The U.S. and Canada’s trade deal could spell relief for car manufacturers thousands of miles across the ocean.

Toyota Motor Corp. and Honda Motor Co. are among the automakers that would have the most to lose by any additional tariffs, as the Japanese giants build vehicles in Canada for the U.S. market. Those include the RAV4, Toyota’s best-selling sport utility vehicle, which are all shipped to the U.S. from Canada or Japan.

Canadian auto exports up to a certain threshold won’t be impacted by any U.S. tariffs on automobiles, a key reprieve for Canada as part of the agreement to replace the 24-year-old North American Free Trade Agreement, people familiar with the matter said.
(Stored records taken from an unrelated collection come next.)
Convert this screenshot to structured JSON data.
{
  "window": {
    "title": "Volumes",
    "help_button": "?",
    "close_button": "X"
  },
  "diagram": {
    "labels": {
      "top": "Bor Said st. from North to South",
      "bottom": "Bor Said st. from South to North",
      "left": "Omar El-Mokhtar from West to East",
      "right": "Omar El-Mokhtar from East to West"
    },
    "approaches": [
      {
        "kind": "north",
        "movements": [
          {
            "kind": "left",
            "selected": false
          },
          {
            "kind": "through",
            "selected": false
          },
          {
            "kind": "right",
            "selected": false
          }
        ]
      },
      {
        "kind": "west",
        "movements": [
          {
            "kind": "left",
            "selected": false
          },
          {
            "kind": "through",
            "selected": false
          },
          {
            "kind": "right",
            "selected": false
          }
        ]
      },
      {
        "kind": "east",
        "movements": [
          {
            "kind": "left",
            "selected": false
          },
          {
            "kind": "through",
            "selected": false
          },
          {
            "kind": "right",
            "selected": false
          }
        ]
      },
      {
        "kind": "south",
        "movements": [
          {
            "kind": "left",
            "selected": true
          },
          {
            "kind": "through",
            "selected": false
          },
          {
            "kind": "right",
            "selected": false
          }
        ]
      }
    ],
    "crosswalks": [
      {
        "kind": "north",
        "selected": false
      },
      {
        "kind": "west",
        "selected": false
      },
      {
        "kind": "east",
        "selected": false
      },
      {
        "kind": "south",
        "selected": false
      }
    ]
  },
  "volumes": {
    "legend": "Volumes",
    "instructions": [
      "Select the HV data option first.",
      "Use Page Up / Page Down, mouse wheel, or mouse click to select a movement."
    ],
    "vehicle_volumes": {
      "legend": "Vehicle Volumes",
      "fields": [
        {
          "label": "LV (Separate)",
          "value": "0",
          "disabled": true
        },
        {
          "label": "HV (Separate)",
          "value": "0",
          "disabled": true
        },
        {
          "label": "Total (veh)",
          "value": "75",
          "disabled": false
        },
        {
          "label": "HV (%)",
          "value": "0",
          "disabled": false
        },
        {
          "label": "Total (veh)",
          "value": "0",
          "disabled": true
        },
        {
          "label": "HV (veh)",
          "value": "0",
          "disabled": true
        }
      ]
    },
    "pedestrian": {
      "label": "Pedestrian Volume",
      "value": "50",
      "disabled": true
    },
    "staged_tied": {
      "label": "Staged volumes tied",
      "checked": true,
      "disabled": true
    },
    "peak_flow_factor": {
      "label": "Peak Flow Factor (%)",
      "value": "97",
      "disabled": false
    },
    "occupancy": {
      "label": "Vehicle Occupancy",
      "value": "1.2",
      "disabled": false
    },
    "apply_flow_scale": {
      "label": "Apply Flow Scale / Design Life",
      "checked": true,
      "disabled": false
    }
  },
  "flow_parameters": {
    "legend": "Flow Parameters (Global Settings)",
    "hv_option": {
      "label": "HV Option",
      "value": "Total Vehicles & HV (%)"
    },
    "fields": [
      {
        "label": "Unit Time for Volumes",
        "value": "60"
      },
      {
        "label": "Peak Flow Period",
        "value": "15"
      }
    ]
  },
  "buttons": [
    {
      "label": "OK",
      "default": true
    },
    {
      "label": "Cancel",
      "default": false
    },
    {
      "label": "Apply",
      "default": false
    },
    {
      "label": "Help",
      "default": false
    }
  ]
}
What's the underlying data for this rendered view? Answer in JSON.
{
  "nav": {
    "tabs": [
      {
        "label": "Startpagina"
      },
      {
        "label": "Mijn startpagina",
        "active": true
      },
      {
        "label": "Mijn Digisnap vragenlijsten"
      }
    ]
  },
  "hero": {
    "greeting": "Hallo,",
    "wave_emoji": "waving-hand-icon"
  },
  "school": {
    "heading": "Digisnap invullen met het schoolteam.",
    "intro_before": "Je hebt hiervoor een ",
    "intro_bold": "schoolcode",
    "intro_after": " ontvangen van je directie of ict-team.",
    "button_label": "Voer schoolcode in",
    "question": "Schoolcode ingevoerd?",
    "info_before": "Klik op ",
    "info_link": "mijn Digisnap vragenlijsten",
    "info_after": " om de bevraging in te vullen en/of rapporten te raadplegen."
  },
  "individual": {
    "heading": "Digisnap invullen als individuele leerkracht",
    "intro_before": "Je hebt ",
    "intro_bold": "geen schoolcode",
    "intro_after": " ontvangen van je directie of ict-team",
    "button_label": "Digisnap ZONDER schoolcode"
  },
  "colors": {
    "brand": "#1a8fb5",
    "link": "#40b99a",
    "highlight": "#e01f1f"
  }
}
Still, the accord involves tighter rules of origin for auto production, according to two senior Trump administration officials who spoke to reporters on condition of anonymity.

“Investors are still very cautious,” said Seiji Sugiura, an analyst at Tokai Tokyo Research Center. ”The business environment under President Trump is tougher for Japanese automakers” and “they will still need to adjust production within the Nafta region to meet local content requirement.”

Shares of Toyota declined 0.5 percent on Monday in Tokyo, while Honda lost 0.1 percent.

Toyota imported more than half of the 2.4 million vehicles it sold in the U.S. last year, including several of its top-selling and highest-profit vehicles. The RAV4 crossover took over as Toyota’s leading model in the U.S. last year, with sales rising 16 percent to about 408,000.

In May, Toyota said it is investing more than $1 billion in its Canadian operations to boost RAV4 production. Canada also supplied 95 percent of the roughly 108,000 Lexus RX sport utility vehicles sold in the U.S. last year.

Honda, meanwhile, imports about a third of the cars it sells in the U.S. The company exported 320,000 units from Canada in 2017 and 130,000 units from Mexico.

A Honda representative declined to comment until a trade agreement has been finalized. Toyota didn’t have an immediate comment.